Wednesday, 3 December 2014

Weetzie Bat by Francesca Lia Block

This could be a book about cheap cheese and bean burritos, slinkster dogs, lanky lizards and rubber chickens ... Or strawberry sundaes with marshmallow toppings, surfing, stage-diving and sleeping on the beach ... It could even be a book about magic. But what it's definitely about is Weetzie Bat, her best friend Dirk and their search across L.A. for the most dangerous angel of all ... true love.
Amazon description

A number of people had recommended this book to me, so I thought I really ought to read and review it. Francesca Lia Block, it seems, has many fans. But this 56-year old British woman hadn't heard of her or of her character Weetzie Bat. I think the clue to my ignorance is to be found in the words "56-year" and "British". This American young adult novel was published in 1989.  The book hasn't really taken off in the UK as it has in the States - 12 reviews on Amazon UK compared to 139 on Looking at those reviews it is obvious that Weetzie Bat divides readers into lovers or haters.  I found myself not falling into either camp.

The book's central character, a hip LA girl (of undefined age), bunks off school with the coolest guy around Dirk.  When Dirk's grandmother Fifi leaves Weetzie Bat a golden thing, Weetzie rubs it and the magic begins:

Weetzie could see him--it was a man, a little man in a turban, with a jewel in his nose, harem pants, and curly-toed slippers.
"Lanky Lizards!" Weetzie exclaimed.
"Greetings," said the man in an odd voice, a rich, dark purr.
"Oh, shit!" Weetzie said.
"I beg your pardon? Is that your wish?” 

Yes, it's a genie. And he grants her three wishes mostly

There is a lot of the fairytale about the book. Thanks to the genie, Weetzie Bat and her unconventional family of Dirk, Dirk's boyfriend Duck, My Secret Lover Man Weetzie's boyfriend, her pet Slinkster Dog and his girlfriend Go-Go Girl, all live in a house they were left by Fifi happily ever after. 

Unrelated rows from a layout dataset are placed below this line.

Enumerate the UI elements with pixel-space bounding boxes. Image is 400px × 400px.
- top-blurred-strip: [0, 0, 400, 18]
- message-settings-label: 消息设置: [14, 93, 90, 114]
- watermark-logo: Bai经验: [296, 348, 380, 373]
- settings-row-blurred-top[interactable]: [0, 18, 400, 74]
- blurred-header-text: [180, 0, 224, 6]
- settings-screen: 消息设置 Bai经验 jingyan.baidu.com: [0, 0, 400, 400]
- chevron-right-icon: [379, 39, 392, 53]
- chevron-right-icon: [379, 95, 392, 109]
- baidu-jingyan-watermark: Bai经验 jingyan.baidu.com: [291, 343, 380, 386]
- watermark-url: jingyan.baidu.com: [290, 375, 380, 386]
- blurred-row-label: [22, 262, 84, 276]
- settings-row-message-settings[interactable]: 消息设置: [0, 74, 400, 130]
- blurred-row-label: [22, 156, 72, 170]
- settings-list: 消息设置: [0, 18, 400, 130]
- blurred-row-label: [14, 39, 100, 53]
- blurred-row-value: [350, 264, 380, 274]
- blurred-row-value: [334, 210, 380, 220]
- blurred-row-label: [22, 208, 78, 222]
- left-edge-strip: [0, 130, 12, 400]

But the second half of the story questions what "happily ever after" actually means. Into Weetzie's pink, hippy, glittery world comes death and the threat of it. The death is that of Weetzie's father and the threat is in the form of AIDs.  I applaud the author's decision to include such issues in a YA book. They aren't confronted in a way that shocks. Nor is there a link made between irresponsible sexual behaviour and its consequences. When My Secret Lover Man says he doesn't want a baby, Weetzie decides to have a child with Duck and Dirk. She gets away with it and the baby joins the extended family. I don't know what to make of this. I suppose it's fairytale meeting reality. Isn't that a definition of magic realism? What is happily ever after in magic realism?

Maybe I am just too old. Maybe I am applying adult expectations to a YA book.  I am sure there are many girls who identify with the kooky Weetzie. I never was that girl. I was too bookish. My Britishness probably puts up a load of barriers too - a lot of the references and even words pass me by. And yet the imagery is at times wonderfully poetic. Take this about Charlie's death:
Charlie was dreaming of a giant poppy like a bed. He had taken some pills and this time he did not wake up from his dream.

I am sure (indeed I know from the reviews) that this book has had a huge impact on some of its young readers.  In the end I guess I am the wrong person to review it.